Simultaneous topography imaging and molecular recognition with low crosstalk and high sensitivity

Abstract

Atomic force microscope has been used to recognize biomolecules through a functionalize tip. In order to achieve simultaneous topography imaging and molecular recognition, existing method such as PicoTREC (commercialized by Agilent Inc.) extracts the topography image from the lower amplitude of the cantilever oscillation while extracts recognition image from the upper amplitude of the cantilever oscillation. To avoid crosstalk between topography and recognition images, PicoTREC requires using cantilever with small quality factor (Q≈1). Such low Q, however, results in low force sensitivity, thus a large tip-sample interaction force during imaging, which is destructive to the soft biological samples. In this paper, we propose an innovative method for simultaneous topography imaging and molecular recognition using cantilever with high Q but with minimized crosstalk.
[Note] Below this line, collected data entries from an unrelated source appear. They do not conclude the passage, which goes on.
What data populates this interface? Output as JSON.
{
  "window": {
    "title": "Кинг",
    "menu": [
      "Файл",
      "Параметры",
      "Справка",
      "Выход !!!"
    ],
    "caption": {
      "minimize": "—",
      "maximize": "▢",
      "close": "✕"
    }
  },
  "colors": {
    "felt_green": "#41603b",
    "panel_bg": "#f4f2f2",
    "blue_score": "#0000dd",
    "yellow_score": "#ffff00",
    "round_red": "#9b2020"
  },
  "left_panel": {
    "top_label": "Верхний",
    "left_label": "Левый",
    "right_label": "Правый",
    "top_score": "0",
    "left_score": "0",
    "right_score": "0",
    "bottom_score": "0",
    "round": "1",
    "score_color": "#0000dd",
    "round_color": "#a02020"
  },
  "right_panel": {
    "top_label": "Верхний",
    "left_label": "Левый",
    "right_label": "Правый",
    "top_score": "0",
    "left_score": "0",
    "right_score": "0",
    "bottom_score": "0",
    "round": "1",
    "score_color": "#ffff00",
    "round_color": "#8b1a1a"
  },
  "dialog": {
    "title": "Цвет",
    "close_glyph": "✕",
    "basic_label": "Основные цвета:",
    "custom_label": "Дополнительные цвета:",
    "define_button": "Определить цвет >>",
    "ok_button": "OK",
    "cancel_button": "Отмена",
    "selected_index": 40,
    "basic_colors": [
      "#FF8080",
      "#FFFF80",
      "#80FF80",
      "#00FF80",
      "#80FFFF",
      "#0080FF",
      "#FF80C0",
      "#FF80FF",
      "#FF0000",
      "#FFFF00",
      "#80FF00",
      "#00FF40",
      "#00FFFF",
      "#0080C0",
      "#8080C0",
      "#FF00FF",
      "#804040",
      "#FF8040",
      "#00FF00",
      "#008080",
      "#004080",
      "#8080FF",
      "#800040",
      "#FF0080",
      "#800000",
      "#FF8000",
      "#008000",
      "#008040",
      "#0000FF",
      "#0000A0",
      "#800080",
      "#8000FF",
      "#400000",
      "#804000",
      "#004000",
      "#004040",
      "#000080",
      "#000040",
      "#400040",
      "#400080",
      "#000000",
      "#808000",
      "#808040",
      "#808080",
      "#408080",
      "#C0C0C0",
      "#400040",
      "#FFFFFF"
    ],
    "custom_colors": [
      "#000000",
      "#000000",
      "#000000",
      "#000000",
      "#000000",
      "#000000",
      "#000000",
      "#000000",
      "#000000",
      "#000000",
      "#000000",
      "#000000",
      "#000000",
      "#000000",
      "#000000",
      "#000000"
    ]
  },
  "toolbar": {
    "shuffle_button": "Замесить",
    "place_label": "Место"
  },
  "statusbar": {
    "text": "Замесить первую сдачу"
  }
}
For cantilever with large quality factor (Q>10) in liquid, the upper part and lower part of the cantilever's oscillation becomes symmetric. The topography information that exists in the lower amplitude of the deflection signal also exists in the upper amplitude. Because of the symmetry of the deflection signal, the topography information in the upper amplitude can be cancelled by the lower amplitude. However, the control system will conversely respond to the decrease of the amplitude caused by the molecule binding. So taking use of the lower amplitude, the topography crosstalk in the upper amplitude can be cancelled and the molecule recognition information can be kept. So using this method, high-Q cantilever can be used for simultaneous topography and molecular recognition without crosstalk. The high-Q cantilever will result in high-force sensitivity that will be less destructive to the soft biological samples. This technique will make the simultaneous topography imaging and molecular recognition possible on soft biological sample surfaces, such as the cell membrane. In this paper, the simulation is utilized to demonstrate the principle of our proposed method, and then initial experiments are also performed to validate our method.